The State Board for Community and Technical Colleges (SBCTC) on Dec. 11 announced its launch of OPEN Attribution Builder. The application helps Open Educational Resources (OER) users properly cite their sources, making the OER more user-friendly. The goal behind OER is to make high quality materials easily available to students and instructors at a much lower cost than that of published textbooks and other classroom materials.
“We’ve found that confusion over attribution and licensing is a pain point for many in our system who otherwise want to take advantage of OER,” said Mark Jenkins, SBCTC director for eLearning and open education. “OPEN Attribution Builder Maker solves problems for them by eliminating a barrier to using OER easily and correctly. It’s an important tool in our effort to make teaching with OER an easy choice for our faculty — and for their colleagues across the US and beyond.”
OPEN Attribution Builder, part of SBCTC’s OPEN Washington site which launched in July, is part of SBCTC’s effort to increase the availability of free and low-cost educational materials to students and instructors. By simplifying the attribution process, open source advocates hope to see an increase of open source material adoption in the classroom.
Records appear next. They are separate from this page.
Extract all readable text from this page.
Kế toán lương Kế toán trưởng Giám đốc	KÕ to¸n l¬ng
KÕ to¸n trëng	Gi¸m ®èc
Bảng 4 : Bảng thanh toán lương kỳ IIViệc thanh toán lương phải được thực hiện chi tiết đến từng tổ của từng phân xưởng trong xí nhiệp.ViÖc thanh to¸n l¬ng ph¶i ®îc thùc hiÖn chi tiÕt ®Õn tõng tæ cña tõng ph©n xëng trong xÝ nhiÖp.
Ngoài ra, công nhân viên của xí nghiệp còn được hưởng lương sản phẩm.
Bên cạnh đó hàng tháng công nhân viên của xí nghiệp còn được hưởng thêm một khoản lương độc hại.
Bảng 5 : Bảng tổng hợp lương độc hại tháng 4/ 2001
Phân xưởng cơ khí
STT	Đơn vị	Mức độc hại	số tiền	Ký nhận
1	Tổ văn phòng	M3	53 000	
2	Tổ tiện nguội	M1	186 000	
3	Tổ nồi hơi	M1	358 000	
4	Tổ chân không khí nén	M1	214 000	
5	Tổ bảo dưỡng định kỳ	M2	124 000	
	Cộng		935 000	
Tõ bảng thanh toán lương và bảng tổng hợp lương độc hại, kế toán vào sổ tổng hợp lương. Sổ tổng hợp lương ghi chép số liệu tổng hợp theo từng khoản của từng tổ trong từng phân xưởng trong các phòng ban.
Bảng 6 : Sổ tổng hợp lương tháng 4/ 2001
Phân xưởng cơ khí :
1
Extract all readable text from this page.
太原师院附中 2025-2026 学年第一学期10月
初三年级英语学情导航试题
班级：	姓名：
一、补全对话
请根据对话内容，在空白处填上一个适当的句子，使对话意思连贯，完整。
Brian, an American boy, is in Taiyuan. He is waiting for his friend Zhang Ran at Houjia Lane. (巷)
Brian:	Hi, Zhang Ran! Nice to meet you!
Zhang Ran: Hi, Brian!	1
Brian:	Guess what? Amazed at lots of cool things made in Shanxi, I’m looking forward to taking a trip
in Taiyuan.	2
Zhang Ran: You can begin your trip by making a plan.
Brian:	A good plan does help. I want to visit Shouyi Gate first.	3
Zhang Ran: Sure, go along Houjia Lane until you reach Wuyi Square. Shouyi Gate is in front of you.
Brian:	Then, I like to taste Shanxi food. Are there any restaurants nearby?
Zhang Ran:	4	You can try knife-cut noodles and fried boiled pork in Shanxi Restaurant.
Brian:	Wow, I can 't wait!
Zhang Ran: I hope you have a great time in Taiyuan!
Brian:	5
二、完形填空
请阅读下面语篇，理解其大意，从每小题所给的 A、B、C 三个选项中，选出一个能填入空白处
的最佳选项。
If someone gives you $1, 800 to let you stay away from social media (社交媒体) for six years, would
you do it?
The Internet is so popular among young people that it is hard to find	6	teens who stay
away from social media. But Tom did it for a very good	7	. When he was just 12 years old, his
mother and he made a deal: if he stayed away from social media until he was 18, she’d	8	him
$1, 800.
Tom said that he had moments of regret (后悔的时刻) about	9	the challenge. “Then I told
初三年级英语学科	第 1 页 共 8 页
Many of the resources on OPEN Washington — like other OER — are released under open licenses offered by the nonprofit Creative Commons. Under the terms of license, users are required to properly cite the author and licensor.
Through the OPEN Attribution Builder and its parent site, OPEN Washington, SBCTC continues to find ways to help reduce costs for students enrolled in Washington’s community and technical colleges. SBCTC and college faculty built and launched in the 2013 the Open Course Library, a collection of open source materials for 81 of the highest-enrolled courses throughout the community and technical colleges. The initiative was funded in part by the Bill & Melinda Gates Foundation and the Washington state Legislature. SBCTC also established an “open” policy to ensure materials of public and grant-funded projects at community and technical colleges are open source and available to any user.